Nowadays MHers with 4,500-5,000 Kg 3 axle coachbuilts are posting on this forum about aspiring to reach average fuel consumption in the 20-24 mpg range. Also, about sufficient payload for all the extras needed to make touring as comfortable as possible. If (or when) the price of diesel breaks the £2 per litre barrier they are going to moan big time about their high running costs. I would not rule out the possibility that UK diesel pump prices will hit £3 or even £5 per litre before 2025. The price of Propane will rocket too.

10 years from now, used 4,500-5,000 Kg 3 axle coachbuilts from the current era could be hard to re-sell simply because only the very well-off would want to pay for the fuel to tour extensively in them and gas to heat them. They will be like the American RVs that seem to spend their time on this side of the pond relatively static, with low annual mileages.

By 2020 few will open their wallets to buy a MH that is not capable of 40-50 mpg. If we still want large MHs, then manufacturers will have to abandon the separate chassis / coachbuilt body, and design integrated habitation bodyshells, to save weight. This happened in the car industry decades ago. My expectation is that 2500 Kg monocoque A-Classes built with advanced lightweight materials will become the luxury MH of the future. Small converted PVCs will dominate the mass market once again. Payload of 1000+ Kg will be a thing of the past.

The cottage industry of small manufacturers producing hand-built MHs in the hundreds or low thousands will go the way of the domestic UK car and motorcycle industries. China is already making MHs for its domestic market. European manufacturers beware!

SD


----------



## dragabed (May 24, 2008)

your assumptions seem very feasible" SPEEDYDUX "but selfishly i hope you are wrong especial with regard to prices and time scale of it happening. 
The research and production of the type of vehicle you describe will not come from the motorhome section of the transport industry but from the bus and coach/truck manufacturers. 
motorhome converters will then pick it up and adjust to suit there needs as they have in the past


----------



## goldi (Feb 4, 2009)

Afternnon folks, I,m with the diesel camp on this. 
There is already foof riots in certain parts of the world which is no good for anybody on the planet

For forseable future we should support B.P. Shell and all the other oil companies until their is another solution



norm


----------



## ramblingon (Jul 15, 2009)

I sometimes subscribe to the conspiracy theory (there is an alternative to oil but everyone is keeping quite till all the oil has gone) but that would seem suicidal if global warming is a fact- I'm too small to know- but I could see how technology could never advance because of the lack of need whilst we have the oil still around, It was the antiques road show that stimulated this thought! China apparently missed the "discovery of glass" out of it's evolution simply because of it's success with porcelain 8O!


----------



## SpeedyDux (Jul 13, 2007)

ramblingon said:


> I sometimes subscribe to the conspiracy theory (there is an alternative to oil but everyone is keeping quite till all the oil has gone) but that would seem suicidal if global warming is a fact- I'm too small to know- but I could see how technology could never advance because of the lack of need whilst we have the oil still around, It was the antiques road show that stimulated this thought! China apparently missed the "discovery of glass" out of it's evolution simply because of it's success with porcelain 8O!

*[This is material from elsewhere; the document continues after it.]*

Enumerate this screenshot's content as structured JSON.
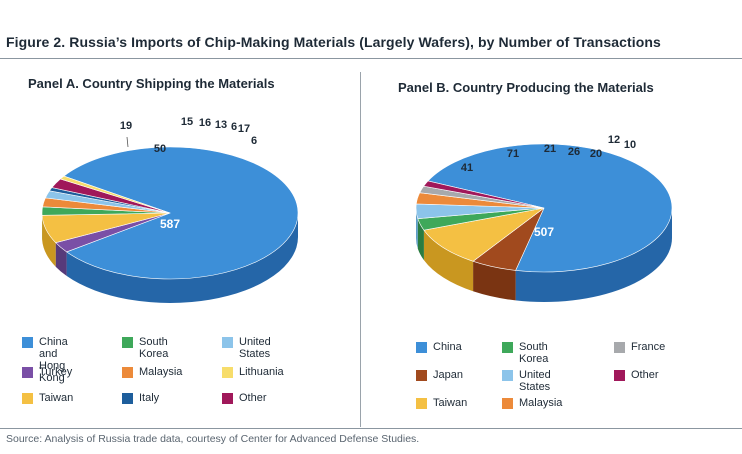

Ramblingon, I think you have a point.

Did you ever see that film "Who Killed the Electric Car"? It documents the way that GM developed a commercially viable electric car, the EV 1, apparently successfully, in 1996. The cars were all leased to selected customers, so GM retained ownership, but too soon the entire fleet of EV1s was quietly recalled by GM and scrapped.

The conspiracy theorists' explanation (as I recall it) is that GM must have realised that electric cars would always be less profitable than its range of petrol engined cars, mainly because electric cars have little need for consumable spare parts and scheduled maintenance or repairs, which threatened a very profitable part of GM's business, and also the income of its dealer network.

SD


----------



## Rosbotham (May 4, 2008)

Yeah right.

The first thing to go on your typical laptop computer is the battery. Doesn't die, it just holds less and less charge. That issue won't disappear just because there's a bank of batteries powering a car. There might not be the mechanical moving parts on an electric car, but there's going to be a nice little earner in replacing the batteries. You think the range on them isn't great when they're new, try them after a couple of years. And that's before we even get onto the issue of how these spent batteries will be disposed of. Against that backdrop I don't think the conspiracy theorists have thought this one through.

A better example of innovation being stifled is the impact of legislation that defacto mandated catalytic converters on the development of (what ultimately probably would have been superior) lean burn technology. Add a catalytic converter, no point in the lean burn technology - killed stone dead. The fact that it would have avoided using precious metals and dealing with disposal of spent cats was lost.

One thing intrigues me...if the Chinese used porcelain instead of glass, how did they see out of their windows? :lol: (yes I know...didn't have them...)

Paul


----------